Er zijn vele redenen om deze inhoud van het VSCB in het corpus van het begrotingskader van de EU op te nemen. In vergelijking met de huidige intergouvernementele regeling zou dit het rechtskader vereenvoudigen en zorgen voor doeltreffender en systematischer toezicht op de uitvoering en handhaving van de begrotingsregels op EU-niveau en nationaal niveau als onderdeel van het algehele EU-kader voor economische governance. Het vermindert de mogelijke risico's van duplicatie en tegenstrijdige maatregelen die inherent zijn aan het naast elkaar bestaan van intergouvernementele regelingen en de mechanismen waarin het EU-recht voorziet. Een geconsolideerd kader dat onder het EU-recht valt, zou ook een consistente en gecoördineerde ontwikkeling van de begrotingsregels van de EU en de lidstaten binnen het bredere proces van verdieping van de EMU vergemakkelijken. Bovenal zou, zoals werd betoogd in het verslag van de vijf voorzitters over de voltooiing van Europa's Economische en Monetaire Unie 6 , de integratie in het rechtskader van de Unie van alle tijdens de crisis ingestelde intergouvernementele instrumenten leiden tot grotere democratische verantwoording en legitimiteit in de gehele Unie.

De voorgestelde richtlijn bouwt voort op de constatering dat van doeltreffende handhaving van het begrotingskader van de EU geen sprake kan zijn als alleen een top-downbenadering wordt gevolgd. De bijzondere gedecentraliseerde structuur van de budgettaire beleidsvorming in de EU en de algemene noodzaak van nationale toe-eigening van de begrotingsregels nopen ertoe dat de doelstellingen van het budgettaire coördinatiekader van de EMU ook worden weerspiegeld in de begrotingskaders van de lidstaten. Terwijl bij Richtlijn 2011/85/EU van de Raad 7 al minimumkenmerken voor nationale begrotingskaders waren vastgesteld, hebben de verdragsluitende partijen in het VSCB de basis voor een verantwoord begrotingsbeleid van de lidstaten versterkt door de verplichting op te nemen de vereiste van begrotingsevenwicht in nationaal recht te verankeren middels "bindende en permanente, bij voorkeur constitutionele, bepalingen of door andere garanties voor de volledige inachtneming en naleving ervan gedurende de nationale begrotingsprocessen".
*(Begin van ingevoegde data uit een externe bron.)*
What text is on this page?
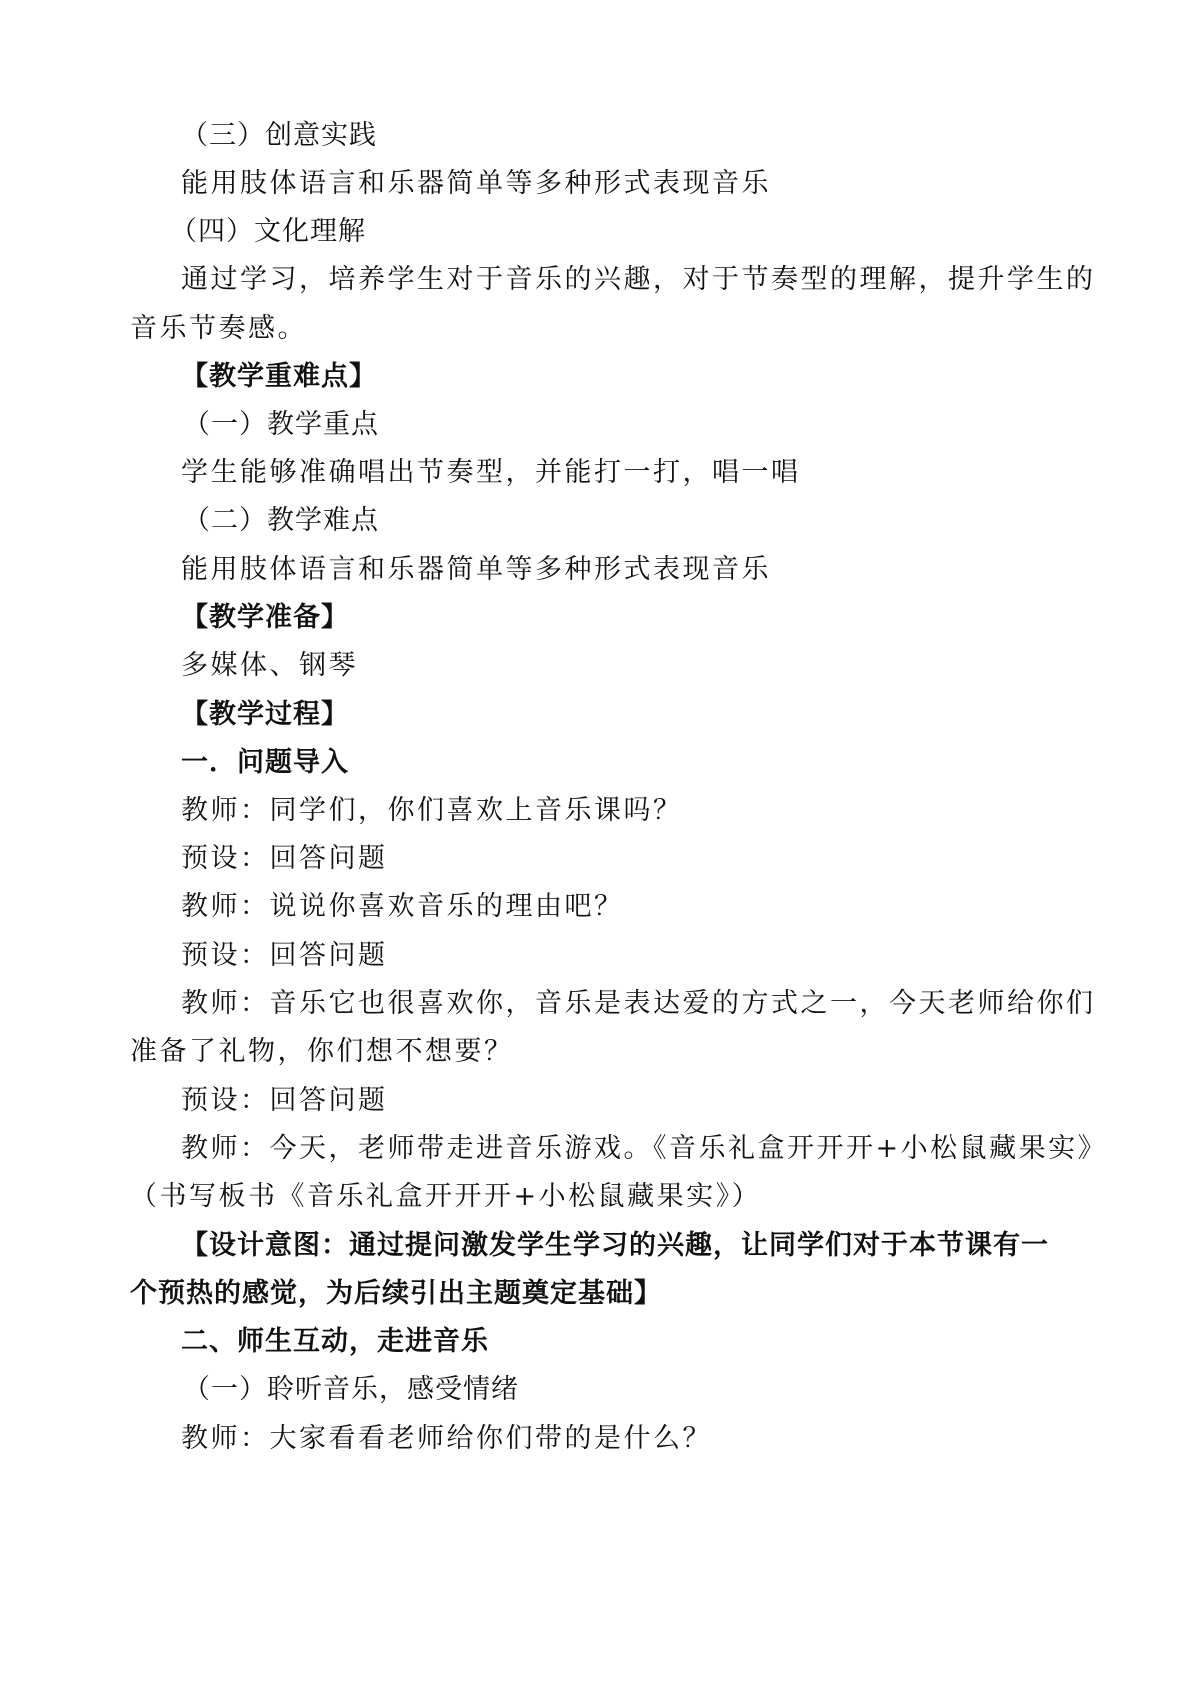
（三）创意实践
能用肢体语言和乐器简单等多种形式表现音乐
（四）文化理解
通过学习，培养学生对于音乐的兴趣，对于节奏型的理解，提升学生的
音乐节奏感。
【教学重难点】
（一）教学重点
学生能够准确唱出节奏型，并能打一打，唱一唱
（二）教学难点
能用肢体语言和乐器简单等多种形式表现音乐
【教学准备】
多媒体、钢琴
【教学过程】
一．问题导入
教师：同学们，你们喜欢上音乐课吗？
预设：回答问题
教师：说说你喜欢音乐的理由吧？
预设：回答问题
教师：音乐它也很喜欢你，音乐是表达爱的方式之一，今天老师给你们
准备了礼物，你们想不想要？
预设：回答问题
教师：今天，老师带走进音乐游戏。《音乐礼盒开开开+小松鼠藏果实》
（书写板书《音乐礼盒开开开+小松鼠藏果实》）
【设计意图：通过提问激发学生学习的兴趣，让同学们对于本节课有一
个预热的感觉，为后续引出主题奠定基础】
二、师生互动，走进音乐
（一）聆听音乐，感受情绪
教师：大家看看老师给你们带的是什么？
In dezelfde geest omvat dit voorstel een verplichting voor de lidstaten om een kader van bindende en permanente cijfermatige begrotingsregels te hebben die enerzijds stroken met de in het Uniekader vervatte regels, maar anderzijds zijn toegesneden op de specifieke kenmerken van de betrokken lidstaat. Dit kader moet zorgen voor een verantwoordere begrotingsbeleidsvoering en een betere naleving van de begrotingsverplichtingen die voortvloeien uit het Verdrag betreffende de werking van de Europese Unie (VWEU). Het moet tevens zorgen voor convergentie van de overheidsschuld tot een prudent niveau (namelijk de referentiewaarde die is vastgesteld in het aan de Verdragen gehechte Protocol nr. 12 betreffende de procedure bij buitensporige tekorten), met name door middel van een middellangetermijndoelstelling voor het structurele saldo die voor de nationale begrotingsautoriteiten bindend is bij hun jaarlijkse besluiten, als ijkpunt. Deze doelstellinggerichte benadering weerspiegelt een gemeenschappelijk doel van de nationale begrotingsregels en -mechanismen en het EU-begrotingskader, namelijk het garanderen van de houdbaarheid van de overheidsfinanciën. Met de gerichtheid op de middellange termijn wordt getracht een solidere basis voor een gezond begrotingsbeleid te leggen, aangezien de meeste begrotingsmaatregelen budgettaire gevolgen hebben die veel verder reiken dan de jaarlijkse begrotingscyclus. In dezelfde geest moet de uitvoering van grote structurele hervormingen met een verifieerbare positieve invloed op de houdbaarheid op lange termijn van de overheidsfinanciën naar behoren worden meegewogen bij de begrotingsvooruitzichten op middellange termijn.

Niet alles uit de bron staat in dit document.